The length of our application process varies by an applicant’s situation and commitment level. Applicants who demonstrate a high level of commitment have the potential to be placed more quickly into our program. Entry into a Mercy home depends on many variables, including space availability, age, demonstrated commitment, and medical stability.
Our desire is to help every young woman struggling with life-controlling issues who wants help. However, we do look at approval into the program on an individual basis. Due to our program’s residential nature and its required materials, we assess to determine if Mercy is a good fit for each applicant. Additionally, we are not a medical facility and cannot accept applicants who are not medically stable. If we cannot accept an applicant into the program for any reason, we provide referrals to other programs.
Our program is free of charge. During a resident’s time in the program, she is responsible for her own personal expenses, including prescription medication expenses, any medical expenses incurred during her time in the program, and travel to/from Mercy.

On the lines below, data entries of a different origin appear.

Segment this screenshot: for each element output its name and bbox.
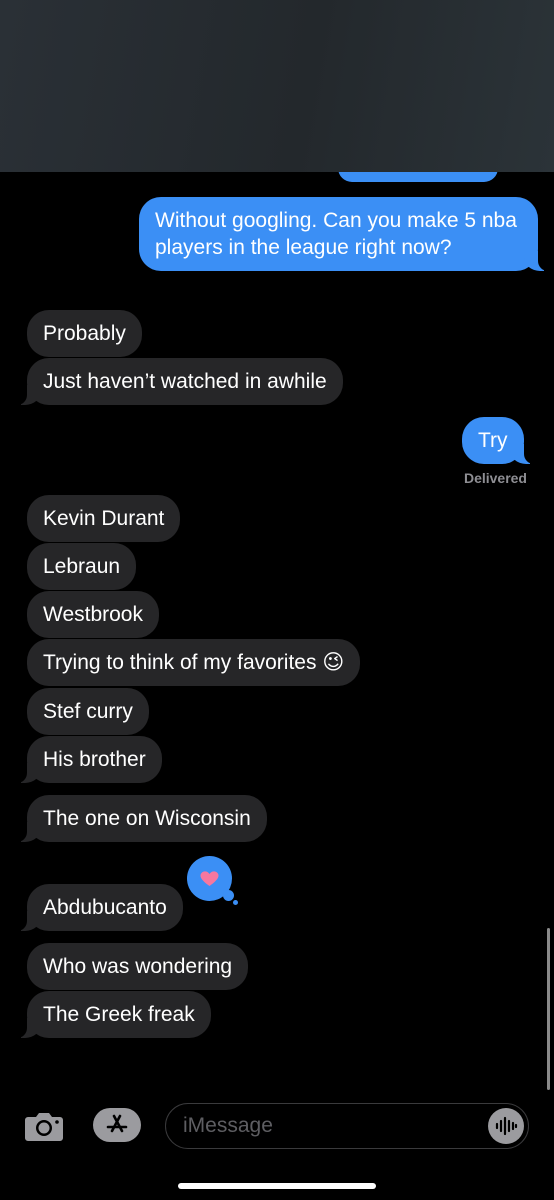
message-text: Try <box>478 429 508 452</box>
message-text: Stef curry <box>43 700 133 723</box>
message-text: Trying to think of my favorites 😉 <box>43 651 345 674</box>
app-store-button[interactable] <box>93 1108 141 1142</box>
message-input-placeholder: iMessage <box>183 1114 273 1137</box>
message-text: The Greek freak <box>43 1003 195 1026</box>
tapback-tail <box>223 890 234 901</box>
app-store-icon <box>106 1114 128 1133</box>
message-text: Probably <box>43 322 126 345</box>
message-bubble-incoming[interactable]: Trying to think of my favorites 😉 <box>27 639 361 686</box>
message-bubble-incoming[interactable]: Abdubucanto <box>17 884 183 931</box>
message-bubble-outgoing[interactable]: Try <box>462 417 534 464</box>
message-text: The one on Wisconsin <box>43 807 251 830</box>
message-text: Without googling. Can you make 5 nba pla… <box>155 209 517 259</box>
camera-icon[interactable] <box>24 1110 64 1147</box>
message-bubble-outgoing[interactable]: Without googling. Can you make 5 nba pla… <box>139 197 548 271</box>
waveform-icon <box>495 1116 518 1136</box>
delivery-status: Delivered <box>463 470 527 486</box>
message-text: Who was wondering <box>43 955 233 978</box>
message-bubble-incoming[interactable]: Just haven’t watched in awhile <box>17 358 343 405</box>
message-bubble-incoming[interactable]: The Greek freak <box>17 991 211 1038</box>
home-indicator[interactable] <box>178 1183 376 1189</box>
message-text: Abdubucanto <box>43 896 167 919</box>
message-text: Lebraun <box>43 555 121 578</box>
scrollbar[interactable] <box>547 928 550 1090</box>
message-text: Kevin Durant <box>43 507 165 530</box>
message-text: His brother <box>43 748 146 771</box>
message-text: Just haven’t watched in awhile <box>43 370 327 393</box>
message-bubble-incoming[interactable]: Lebraun <box>27 543 137 590</box>
message-bubble-incoming[interactable]: Who was wondering <box>27 943 249 990</box>
message-bubble-incoming[interactable]: His brother <box>17 736 162 783</box>
message-bubble-incoming[interactable]: Westbrook <box>27 591 159 638</box>
message-text: Westbrook <box>43 603 143 626</box>
tapback-tail <box>233 900 238 905</box>
message-bubble-incoming[interactable]: The one on Wisconsin <box>17 795 267 842</box>
message-bubble-incoming[interactable]: Probably <box>27 310 142 357</box>
message-bubble-incoming[interactable]: Kevin Durant <box>27 495 181 542</box>
audio-message-button[interactable] <box>488 1108 524 1144</box>
message-input[interactable]: iMessage <box>165 1103 529 1149</box>
message-bubble-incoming[interactable]: Stef curry <box>27 688 149 735</box>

Applicants cannot be ordered by a court to come to Mercy. If an applicant has legal issues, we will work with her on an individual basis. However, legal issues will usually need to be addressed before she enters our program. We are not an option for a young woman who wants to avoid court requirements such as probation or going to jail. However, being on probation does not prohibit someone from being accepted into our program.
Residents between the ages of 13-17 who have not graduated or do not have their high school equivalency test are required to participate in a school option. Options include our online home schooling program for those ages 13-17 or pursuing the GED/HiSET/TASC for those age 17 and older. Adults who have not graduated from high school have the opportunity to work toward a high school equivalency test as well. Due to the nature of the program and the focus on healing, we do not offer the option of university studies.
Meals are set with a menu plan approved by a registered dietician. There are three meals each day plus optional healthy snacks available. If a resident is dealing with an eating disorder or other health issues, she will be given an eating regimen set for her by our Nutrition Manager.
Activities include aerobics, going to the gym, and neighborhood walks led by the Fitness Manager who designs specific fitness plans for our residents. On the weekends residents can participate in recreational activities such as volleyball and going to the park.
Residents participate in supervised activities offsite from time-to-time. These include spending an afternoon shopping, recreational activities, going to church and attending sporting events.
Residents are able to make and receive phone calls with family every weekend, and mail can be sent and received daily. They are also able to visit with family over a weekend on a monthly basis.
Mercy does not use – and never will use – any counseling technique or tool that directly or indirectly encourages residents to manufacture memories of abuse or harm, such as “recovered memory therapy” or “theophostic prayer ministry.”
Because change is a process that takes place over a period of time, we encourage applicants to make an initial commitment to our program for approximately 6 months. However, our program is 100% voluntary, and residents are free to leave at any point.
In the final stages of a resident’s time at Mercy, she will begin the transitional care component of the program. This involves planning for work, education, training and transportation. Residents also work with their counselor in identifying an accountability partner in their city to meet with on a regular basis after they complete the program.